ECLI:NL:HR:2012:BU4969

Hoge Raad

Datum uitspraak
13 januari 2012
Publicatiedatum
5 april 2013
Zaaknummer
10/03880
Instantie
Hoge Raad
Type
Uitspraak
Rechtsgebied
Civiel recht
Procedures
  • Cassatie
Rechters
Vindplaatsen
  • Rechtspraak.nl
AI samenvatting door LexboostAutomatisch gegenereerd

Geschil tussen aandeelhouders en uitstotingsprocedure met betrekking tot overdracht van aandelen

In deze zaak, die voor de Hoge Raad is gebracht, betreft het een geschil tussen aandeelhouders van B.E.K. Holding B.V. over een uitstotingsprocedure. De eiseres tot cassatie, B.E.K. Holding B.V., heeft beroep in cassatie ingesteld tegen een arrest van de ondernemingskamer te Amsterdam.
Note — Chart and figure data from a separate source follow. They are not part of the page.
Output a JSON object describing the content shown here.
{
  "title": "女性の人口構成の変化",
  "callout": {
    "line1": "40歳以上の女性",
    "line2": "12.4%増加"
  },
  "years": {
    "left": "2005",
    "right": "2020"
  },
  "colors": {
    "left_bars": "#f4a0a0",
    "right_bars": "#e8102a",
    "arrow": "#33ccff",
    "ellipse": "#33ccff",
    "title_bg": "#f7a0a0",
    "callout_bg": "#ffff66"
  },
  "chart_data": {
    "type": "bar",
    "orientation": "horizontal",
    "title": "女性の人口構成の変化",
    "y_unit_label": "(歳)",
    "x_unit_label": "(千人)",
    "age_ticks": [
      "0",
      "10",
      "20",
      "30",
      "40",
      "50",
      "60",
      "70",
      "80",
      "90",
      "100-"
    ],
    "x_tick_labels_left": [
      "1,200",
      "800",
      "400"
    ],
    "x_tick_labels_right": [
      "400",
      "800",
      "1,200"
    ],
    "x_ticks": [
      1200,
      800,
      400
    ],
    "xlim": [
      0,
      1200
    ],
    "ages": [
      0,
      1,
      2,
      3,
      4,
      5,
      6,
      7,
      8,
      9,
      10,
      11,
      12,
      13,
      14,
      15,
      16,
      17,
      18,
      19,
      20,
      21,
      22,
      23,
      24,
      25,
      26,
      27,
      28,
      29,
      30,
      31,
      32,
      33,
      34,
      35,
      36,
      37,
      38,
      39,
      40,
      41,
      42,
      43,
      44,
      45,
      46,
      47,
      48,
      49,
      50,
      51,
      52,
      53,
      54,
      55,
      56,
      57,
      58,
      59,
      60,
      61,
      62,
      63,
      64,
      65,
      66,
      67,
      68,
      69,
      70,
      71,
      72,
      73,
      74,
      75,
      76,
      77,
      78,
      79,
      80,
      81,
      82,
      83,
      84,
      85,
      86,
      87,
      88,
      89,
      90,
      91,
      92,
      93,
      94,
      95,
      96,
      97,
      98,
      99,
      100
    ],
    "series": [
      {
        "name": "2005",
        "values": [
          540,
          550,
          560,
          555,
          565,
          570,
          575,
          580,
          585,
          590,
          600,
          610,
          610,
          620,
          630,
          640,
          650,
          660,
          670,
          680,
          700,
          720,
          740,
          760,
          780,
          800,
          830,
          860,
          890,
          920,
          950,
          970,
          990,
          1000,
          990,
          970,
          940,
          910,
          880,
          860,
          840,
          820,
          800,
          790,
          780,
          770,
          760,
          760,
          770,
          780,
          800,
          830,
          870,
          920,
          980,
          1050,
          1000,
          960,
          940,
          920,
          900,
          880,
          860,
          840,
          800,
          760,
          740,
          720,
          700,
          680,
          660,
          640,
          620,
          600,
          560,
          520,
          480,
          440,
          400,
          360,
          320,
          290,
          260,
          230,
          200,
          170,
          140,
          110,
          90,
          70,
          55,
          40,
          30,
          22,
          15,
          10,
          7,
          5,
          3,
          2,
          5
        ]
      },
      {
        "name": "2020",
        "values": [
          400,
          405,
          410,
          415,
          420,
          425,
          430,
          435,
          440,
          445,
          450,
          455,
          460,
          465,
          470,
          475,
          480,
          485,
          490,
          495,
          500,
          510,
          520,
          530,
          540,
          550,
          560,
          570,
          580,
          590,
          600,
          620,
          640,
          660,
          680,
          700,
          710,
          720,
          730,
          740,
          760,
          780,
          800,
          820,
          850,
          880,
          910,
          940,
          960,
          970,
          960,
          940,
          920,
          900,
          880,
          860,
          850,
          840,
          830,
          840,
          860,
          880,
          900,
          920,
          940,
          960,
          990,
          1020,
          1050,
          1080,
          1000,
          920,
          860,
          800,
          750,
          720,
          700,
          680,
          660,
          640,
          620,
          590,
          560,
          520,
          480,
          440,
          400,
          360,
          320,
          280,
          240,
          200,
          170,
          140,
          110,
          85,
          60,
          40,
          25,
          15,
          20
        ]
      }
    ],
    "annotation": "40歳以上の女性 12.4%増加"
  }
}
Dit arrest, dat aan de Hoge Raad is gehecht, is gewezen op 30 maart 2010 en betreft de vordering tot overdracht van aandelen op de voet van artikel 2:336 van het Burgerlijk Wetboek. De Hoge Raad verwijst naar eerdere vonnissen van de rechtbank 's-Gravenhage van 28 mei 2008 en 13 augustus 2008, die ook relevant zijn voor de beoordeling van de zaak. De advocaat van B.E.K. Holding, mr. R.Th.R.F. Carli, heeft de zaak toegelicht, terwijl de verweersters in cassatie niet zijn verschenen. De conclusie van de Advocaat-Generaal, L. Timmerman, strekt tot verwerping van het cassatieberoep, met toepassing van artikel 81 van de Wet op de rechterlijke organisatie (RO). De Hoge Raad heeft het beroep verworpen en B.E.K. Holding veroordeeld in de kosten van het geding in cassatie, die aan de zijde van de verweersters zijn begroot op nihil. De Hoge Raad heeft in zijn uitspraak geen nadere motivering gegeven voor de verwerping van de klachten, aangezien deze niet nopen tot beantwoording van rechtsvragen in het belang van de rechtseenheid of de rechtsontwikkeling.

Uitspraak

13 januari 2012
Eerste Kamer
10/03880
EE/AS
Hoge Raad der Nederlanden
Arrest
in de zaak van:
B.E.K. HOLDING B.V.,
gevestigd te 's-Gravenhage,
EISERES tot cassatie,
advocaat: mr. R.Th.R.F. Carli,
t e g e n
1. [Verweerster 1],
gevestigd te [vestigingsplaats],
2. [Verweerster 2],
gevestigd te [vestigingsplaats],
VERWEERSTERS in cassatie,
niet verschenen.
Partijen zullen hierna ook worden aangeduid als B.E.K. Holding en [verweerster] c.s.
1. Het geding in feitelijke instanties
Voor het verloop van het geding in feitelijke instanties verwijst de Hoge Raad naar de navolgende stukken:
a. de vonnissen in de zaak 261363/HA ZA 06-850 van de rechtbank 's-Gravenhage van 28 mei 2008 en 13 augustus 2008;
b. het arrest in de zaak 200.019.506 van de ondernemingskamer te Amsterdam van 30 maart 2010.
Het arrest van de ondernemingskamer is aan dit arrest gehecht.
2. Het geding in cassatie
Tegen het arrest van de ondernemingskamer heeft B.E.K. Holding beroep in cassatie ingesteld. De cassatiedagvaarding is aan dit arrest gehecht en maakt daarvan deel uit.
Tegen [verweerster] c.s. is verstek verleend.
De zaak is voor B.E.K. Holding toegelicht door haar advocaat.
De conclusie van de Advocaat-Generaal L. Timmerman strekt tot verwerping van het cassatieberoep met toepassing van art. 81 RO.
3. Beoordeling van de middelen
De in de middelen aangevoerde klachten kunnen niet tot cassatie leiden. Zulks behoeft, gezien art. 81 RO, geen nadere motivering nu de klachten niet nopen tot beantwoording van rechtsvragen in het belang van de rechtseenheid of de rechtsontwikkeling.
4. Beslissing
De Hoge Raad:
verwerpt het beroep;
veroordeelt B.E.K. Holding in de kosten van het geding in cassatie, tot op deze uitspraak aan de zijde van [verweerster] c.s. begroot op nihil.
Dit arrest is gewezen door de raadsheren F.B. Bakels, als voorzitter, W.D.H. Asser en C.E. Drion, en in het openbaar uitgesproken door de raadsheer J.C. van Oven op 13 januari 2012.